Hi @AlexGKim, this sounds like a good feature to add. It'd be good to understand your accuracy requirements -- there's an infinite sum in there which will presumably need to be truncated somewhere, and it'd be good to know if you absolutely need curved-sky, or can live with a flat-sky approximation.
Also, do you need a generalisation to supernovae with redshift errors? This seems to assume a delta-fn redshift for both supernovae.
Hi @philbull . I suggest using as default the truncation given in Huterer et al. https://arxiv.org/pdf/1611.09862.pdf
We therefore assume max = 20 if cos(θ) < 0.95 and max = 200 otherwise
Although the truncation could be user configurable.
I do not believe that any flat-sky approximation is used for the equation in question.
Finally, the application in question assumes spectroscopic redshifts, which effectively have delta-function uncertainties. The science is not feasible in the LSST era with photo-z uncertainties.
@AlexGKim - can I ask if this is still something you would want? Sorry this issue has been hanging so long.

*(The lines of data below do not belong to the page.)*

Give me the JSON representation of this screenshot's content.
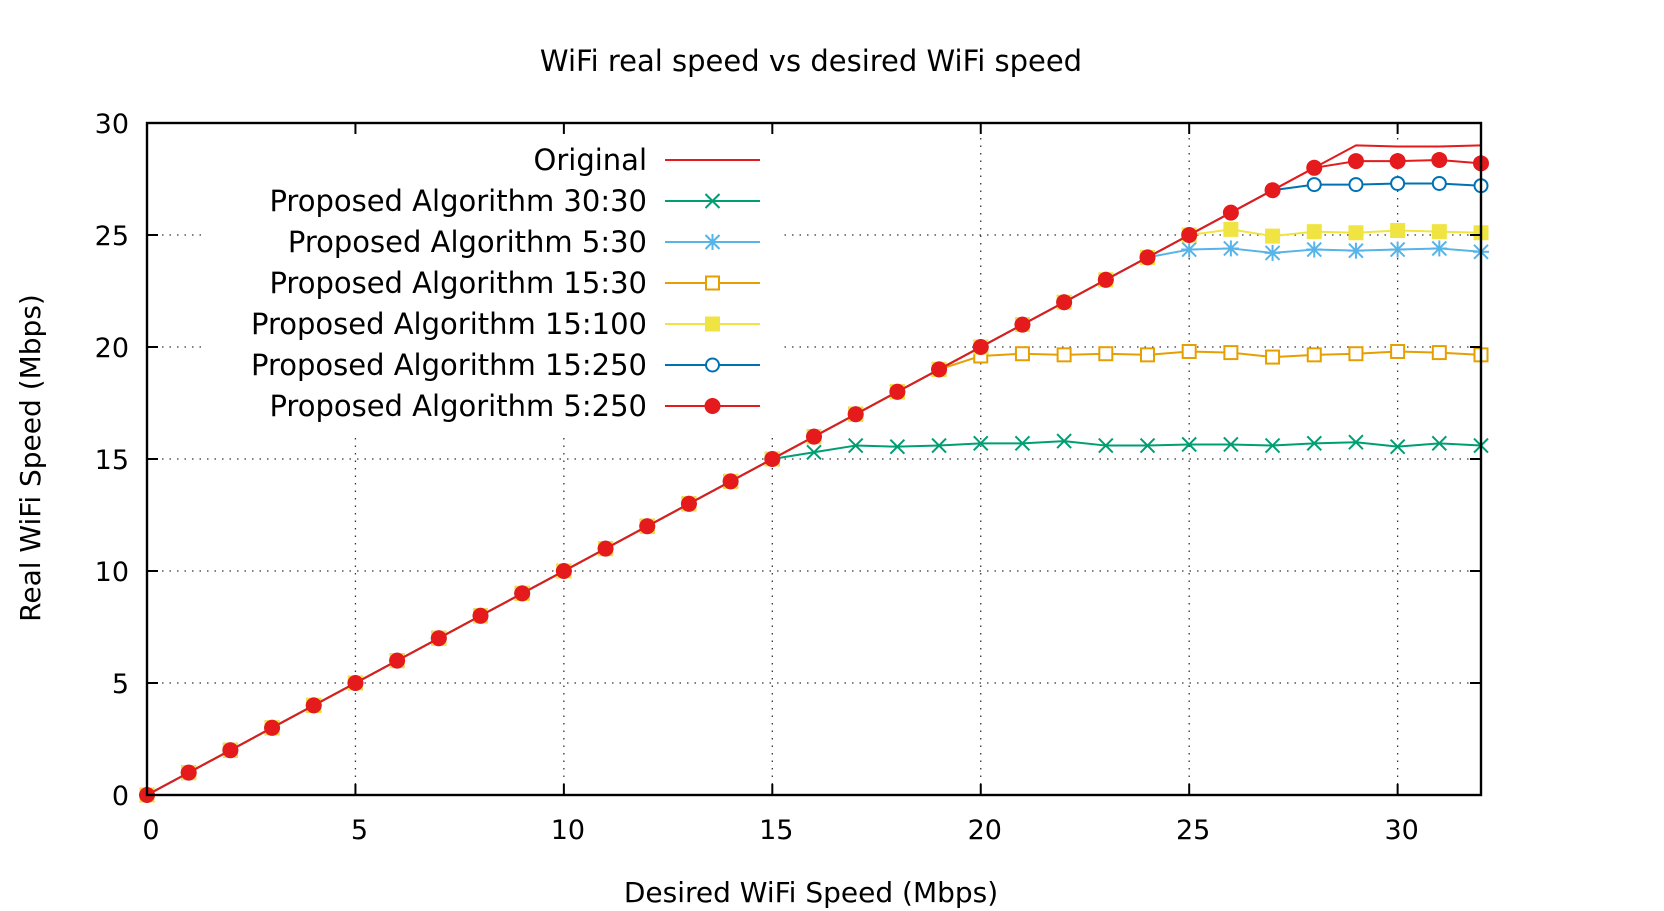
{
  "chart_data": {
    "type": "line",
    "title": "WiFi real speed vs desired WiFi speed",
    "xlabel": "Desired WiFi Speed (Mbps)",
    "ylabel": "Real WiFi Speed (Mbps)",
    "xlim": [
      0,
      32
    ],
    "ylim": [
      0,
      30
    ],
    "xticks": [
      0,
      5,
      10,
      15,
      20,
      25,
      30
    ],
    "yticks": [
      0,
      5,
      10,
      15,
      20,
      25,
      30
    ],
    "grid": true,
    "legend_position": "top-left",
    "x": [
      0,
      1,
      2,
      3,
      4,
      5,
      6,
      7,
      8,
      9,
      10,
      11,
      12,
      13,
      14,
      15,
      16,
      17,
      18,
      19,
      20,
      21,
      22,
      23,
      24,
      25,
      26,
      27,
      28,
      29,
      30,
      31,
      32
    ],
    "series": [
      {
        "name": "Original",
        "color": "#e41a1c",
        "marker": "none",
        "values": [
          0,
          1,
          2,
          3,
          4,
          5,
          6,
          7,
          8,
          9,
          10,
          11,
          12,
          13,
          14,
          15,
          16,
          17,
          18,
          19,
          20,
          21,
          22,
          23,
          24,
          25,
          26,
          27,
          28,
          29,
          28.95,
          28.95,
          29
        ]
      },
      {
        "name": "Proposed Algorithm 30:30",
        "color": "#009e73",
        "marker": "x",
        "values": [
          0,
          1,
          2,
          3,
          4,
          5,
          6,
          7,
          8,
          9,
          10,
          11,
          12,
          13,
          14,
          15,
          15.3,
          15.6,
          15.55,
          15.6,
          15.7,
          15.7,
          15.8,
          15.6,
          15.6,
          15.65,
          15.65,
          15.6,
          15.7,
          15.75,
          15.55,
          15.7,
          15.6
        ]
      },
      {
        "name": "Proposed Algorithm 5:30",
        "color": "#56b4e9",
        "marker": "asterisk",
        "values": [
          0,
          1,
          2,
          3,
          4,
          5,
          6,
          7,
          8,
          9,
          10,
          11,
          12,
          13,
          14,
          15,
          16,
          17,
          18,
          19,
          20,
          21,
          22,
          23,
          24,
          24.35,
          24.4,
          24.2,
          24.35,
          24.3,
          24.35,
          24.4,
          24.25
        ]
      },
      {
        "name": "Proposed Algorithm 15:30",
        "color": "#e69f00",
        "marker": "open-square",
        "values": [
          0,
          1,
          2,
          3,
          4,
          5,
          6,
          7,
          8,
          9,
          10,
          11,
          12,
          13,
          14,
          15,
          16,
          17,
          18,
          19,
          19.6,
          19.7,
          19.65,
          19.7,
          19.65,
          19.8,
          19.75,
          19.55,
          19.65,
          19.7,
          19.8,
          19.75,
          19.65
        ]
      },
      {
        "name": "Proposed Algorithm 15:100",
        "color": "#f0e442",
        "marker": "filled-square",
        "values": [
          0,
          1,
          2,
          3,
          4,
          5,
          6,
          7,
          8,
          9,
          10,
          11,
          12,
          13,
          14,
          15,
          16,
          17,
          18,
          19,
          20,
          21,
          22,
          23,
          24,
          25,
          25.25,
          24.95,
          25.15,
          25.1,
          25.2,
          25.15,
          25.1
        ]
      },
      {
        "name": "Proposed Algorithm 15:250",
        "color": "#0072b2",
        "marker": "open-circle",
        "values": [
          0,
          1,
          2,
          3,
          4,
          5,
          6,
          7,
          8,
          9,
          10,
          11,
          12,
          13,
          14,
          15,
          16,
          17,
          18,
          19,
          20,
          21,
          22,
          23,
          24,
          25,
          26,
          27,
          27.25,
          27.25,
          27.3,
          27.3,
          27.2
        ]
      },
      {
        "name": "Proposed Algorithm 5:250",
        "color": "#e41a1c",
        "marker": "filled-circle",
        "values": [
          0,
          1,
          2,
          3,
          4,
          5,
          6,
          7,
          8,
          9,
          10,
          11,
          12,
          13,
          14,
          15,
          16,
          17,
          18,
          19,
          20,
          21,
          22,
          23,
          24,
          25,
          26,
          27,
          28,
          28.3,
          28.3,
          28.35,
          28.2
        ]
      }
    ]
  }
}
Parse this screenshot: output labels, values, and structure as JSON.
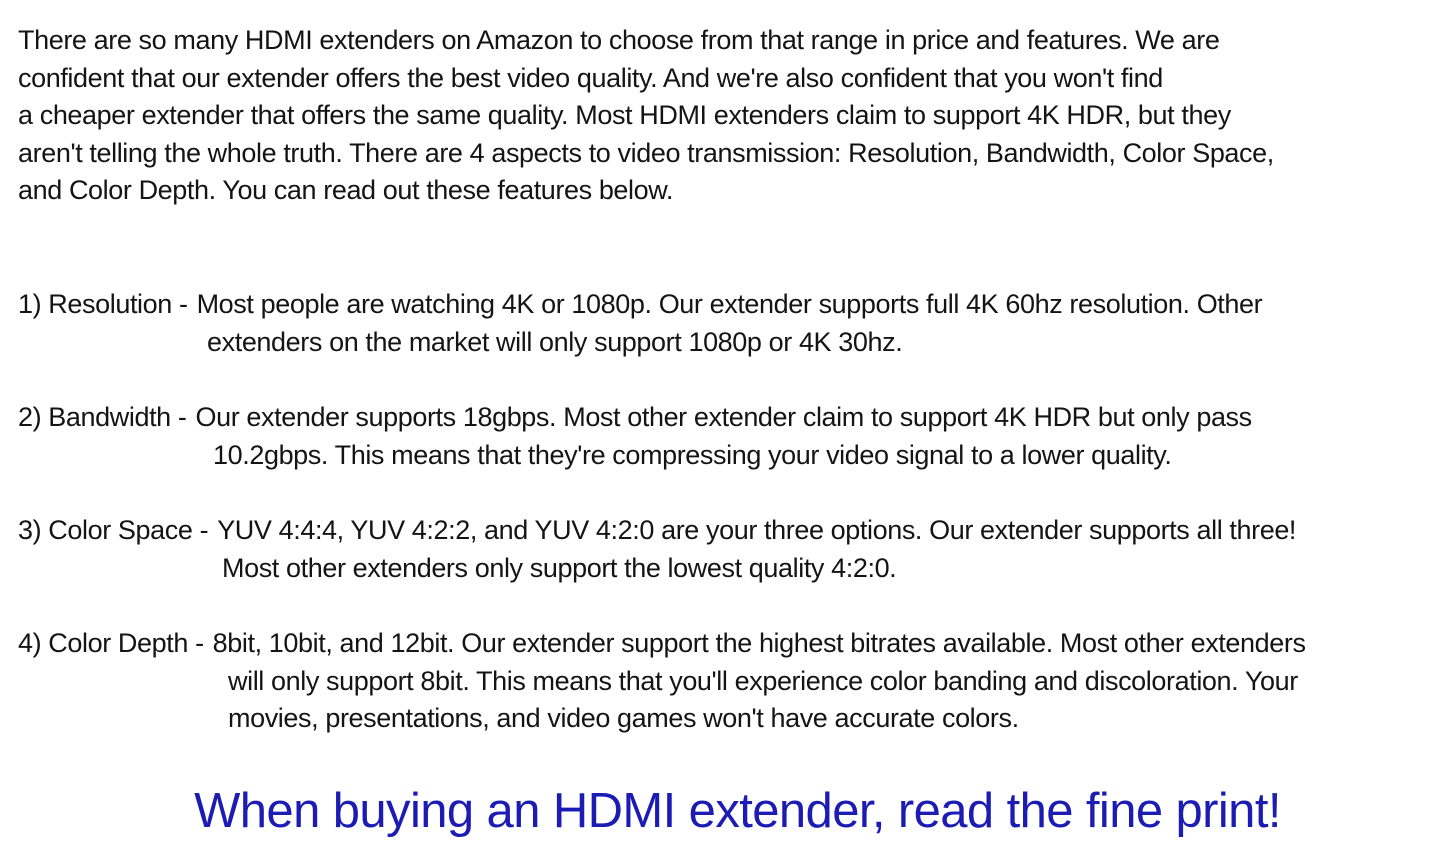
{
  "colors": {
    "background": "#ffffff",
    "body_text": "#141414",
    "headline_blue": "#1c1cb4"
  },
  "intro": {
    "lines": [
      "There are so many HDMI extenders on Amazon to choose from that range in price and features. We are",
      "confident that our extender offers the best video quality. And we're also confident that you won't find",
      "a cheaper extender that offers the same quality. Most HDMI extenders claim to support 4K HDR, but they",
      "aren't telling the whole truth. There are 4 aspects to video transmission: Resolution, Bandwidth, Color Space,",
      "and Color Depth. You can read out these features below."
    ]
  },
  "features": {
    "items": [
      {
        "label": "1) Resolution -",
        "lines": [
          "Most people are watching 4K or 1080p. Our extender supports full 4K 60hz resolution. Other",
          "extenders on the market will only support 1080p or 4K 30hz."
        ]
      },
      {
        "label": "2) Bandwidth -",
        "lines": [
          "Our extender supports 18gbps. Most other extender claim to support 4K HDR but only pass",
          "10.2gbps. This means that they're compressing your video signal to a lower quality."
        ]
      },
      {
        "label": "3) Color Space -",
        "lines": [
          "YUV 4:4:4, YUV 4:2:2, and YUV 4:2:0 are your three options. Our extender supports all three!",
          "Most other extenders only support the lowest quality 4:2:0."
        ]
      },
      {
        "label": "4) Color Depth -",
        "lines": [
          "8bit, 10bit, and 12bit. Our extender support the highest bitrates available. Most other extenders",
          "will only support 8bit. This means that you'll experience color banding and discoloration. Your",
          "movies, presentations, and video games won't have accurate colors."
        ]
      }
    ]
  },
  "headline": {
    "text": "When buying an HDMI extender, read the fine print!"
  }
}
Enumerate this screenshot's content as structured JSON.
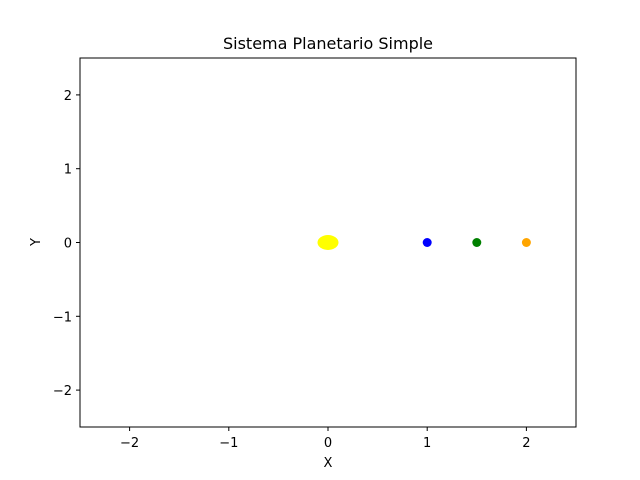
{
  "chart_data": {
    "type": "scatter",
    "title": "Sistema Planetario Simple",
    "xlabel": "X",
    "ylabel": "Y",
    "xlim": [
      -2.5,
      2.5
    ],
    "ylim": [
      -2.5,
      2.5
    ],
    "xticks": [
      -2,
      -1,
      0,
      1,
      2
    ],
    "yticks": [
      -2,
      -1,
      0,
      1,
      2
    ],
    "xtick_labels": [
      "−2",
      "−1",
      "0",
      "1",
      "2"
    ],
    "ytick_labels": [
      "−2",
      "−1",
      "0",
      "1",
      "2"
    ],
    "grid": false,
    "legend": "none",
    "points": [
      {
        "x": 0,
        "y": 0,
        "color": "#ffff00",
        "size": "large"
      },
      {
        "x": 1,
        "y": 0,
        "color": "#0000ff",
        "size": "small"
      },
      {
        "x": 1.5,
        "y": 0,
        "color": "#008000",
        "size": "small"
      },
      {
        "x": 2,
        "y": 0,
        "color": "#ffa500",
        "size": "small"
      }
    ]
  }
}
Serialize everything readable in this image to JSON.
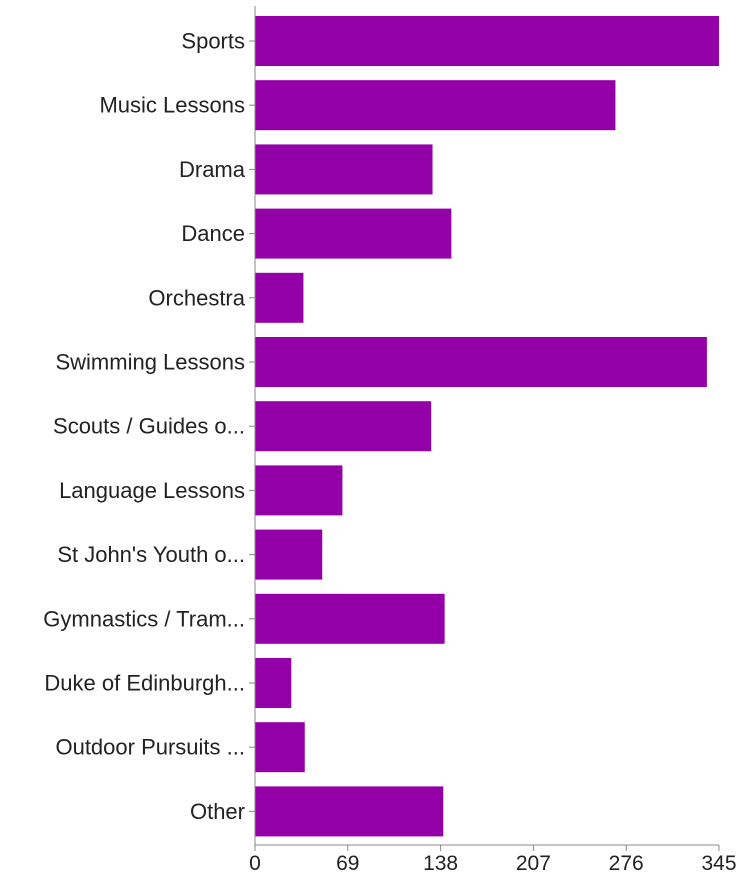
{
  "chart_data": {
    "type": "bar",
    "orientation": "horizontal",
    "categories": [
      "Sports",
      "Music Lessons",
      "Drama",
      "Dance",
      "Orchestra",
      "Swimming Lessons",
      "Scouts / Guides o...",
      "Language Lessons",
      "St John's Youth o...",
      "Gymnastics / Tram...",
      "Duke of Edinburgh...",
      "Outdoor Pursuits ...",
      "Other"
    ],
    "values": [
      345,
      268,
      132,
      146,
      36,
      336,
      131,
      65,
      50,
      141,
      27,
      37,
      140
    ],
    "xlim": [
      0,
      345
    ],
    "x_ticks": [
      "0",
      "69",
      "138",
      "207",
      "276",
      "345"
    ],
    "grid": false,
    "bar_color": "#9400a8",
    "title": "",
    "xlabel": "",
    "ylabel": ""
  }
}
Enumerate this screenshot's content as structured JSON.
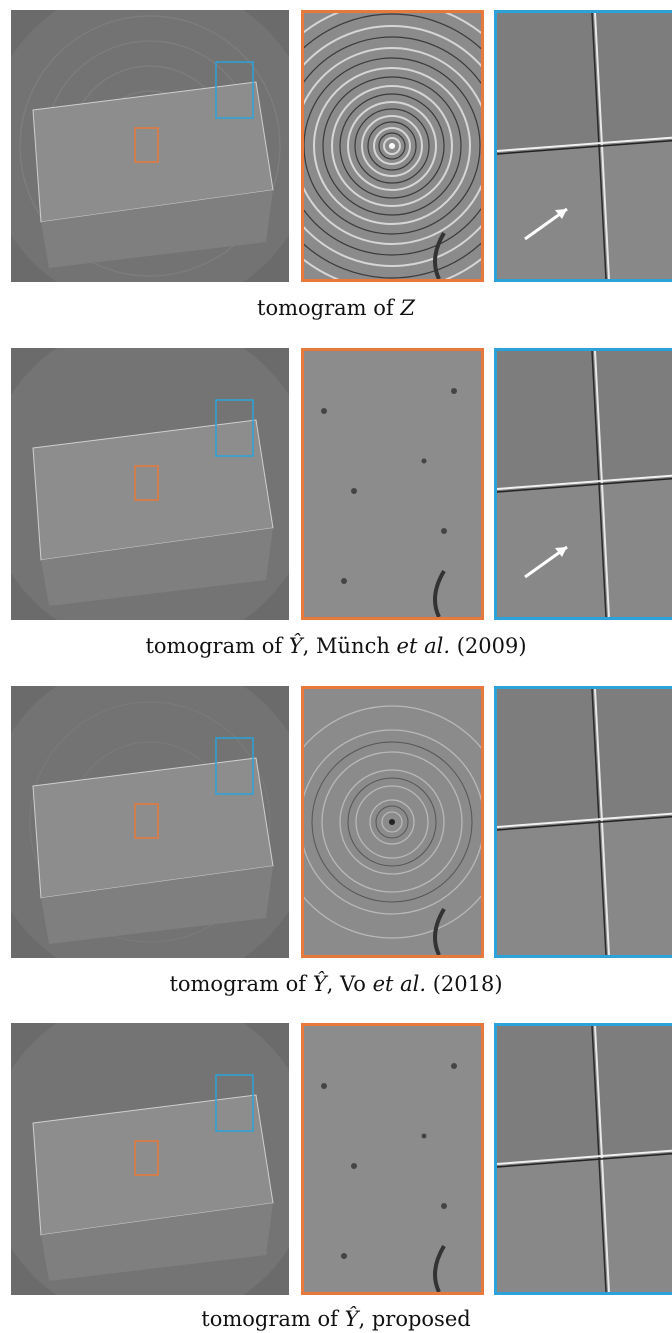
{
  "rows": [
    {
      "caption_pre": "tomogram of ",
      "caption_sym": "Z",
      "caption_post": "",
      "caption_italic": "",
      "caption_tail": "",
      "arrow": true,
      "rings": "strong"
    },
    {
      "caption_pre": "tomogram of ",
      "caption_sym": "Ŷ",
      "caption_post": ", Münch ",
      "caption_italic": "et al.",
      "caption_tail": " (2009)",
      "arrow": true,
      "rings": "none"
    },
    {
      "caption_pre": "tomogram of ",
      "caption_sym": "Ŷ",
      "caption_post": ", Vo ",
      "caption_italic": "et al.",
      "caption_tail": " (2018)",
      "arrow": false,
      "rings": "medium"
    },
    {
      "caption_pre": "tomogram of ",
      "caption_sym": "Ŷ",
      "caption_post": ", proposed",
      "caption_italic": "",
      "caption_tail": "",
      "arrow": false,
      "rings": "faint"
    }
  ],
  "colors": {
    "orange_box": "#e8793a",
    "blue_box": "#2ba3da"
  }
}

@c-d-leonard yes, this is something we still want to include, and the peculiar velocity folks have expressed more interest on it lately. I'd actually try to make this happen soon-ish
Okay, good to know. Do you think it would make sense to include it in the v3 milestone? (v3 is basically the proxy for the version we want for paper 2).
Having it sooner than later would be great. I am unfamiliar with CCL but if you need help let me know.
@AlexGKim Based on previous experience our main bottleneck is gonna be getting a benchmark (i.e. the observable calculated with a different code to compare with)
@damonge . For example, you would like the correlation function as a function of redshift for a fiducial cosmology? I ask because I probably don't have the benchmark you are looking for (the reason I am interested in the CCL!) so we will have to engage others.
@AlexGKim yes that's about right - from an independent code. This can be anything from another existing public code base to something somebody has sitting on their laptop from a project five years ago and is willing to put public on github. I'm guessing someone in the supernova group will have at least some version of this coded up somewhere?
Also, just to check - I'm guessing this really does need the full bessel function treatment as in eq 29 of the linked paper since we are talking about the correlation for individual SN redshifts right? there's no equivalent to the Limber approximated version here?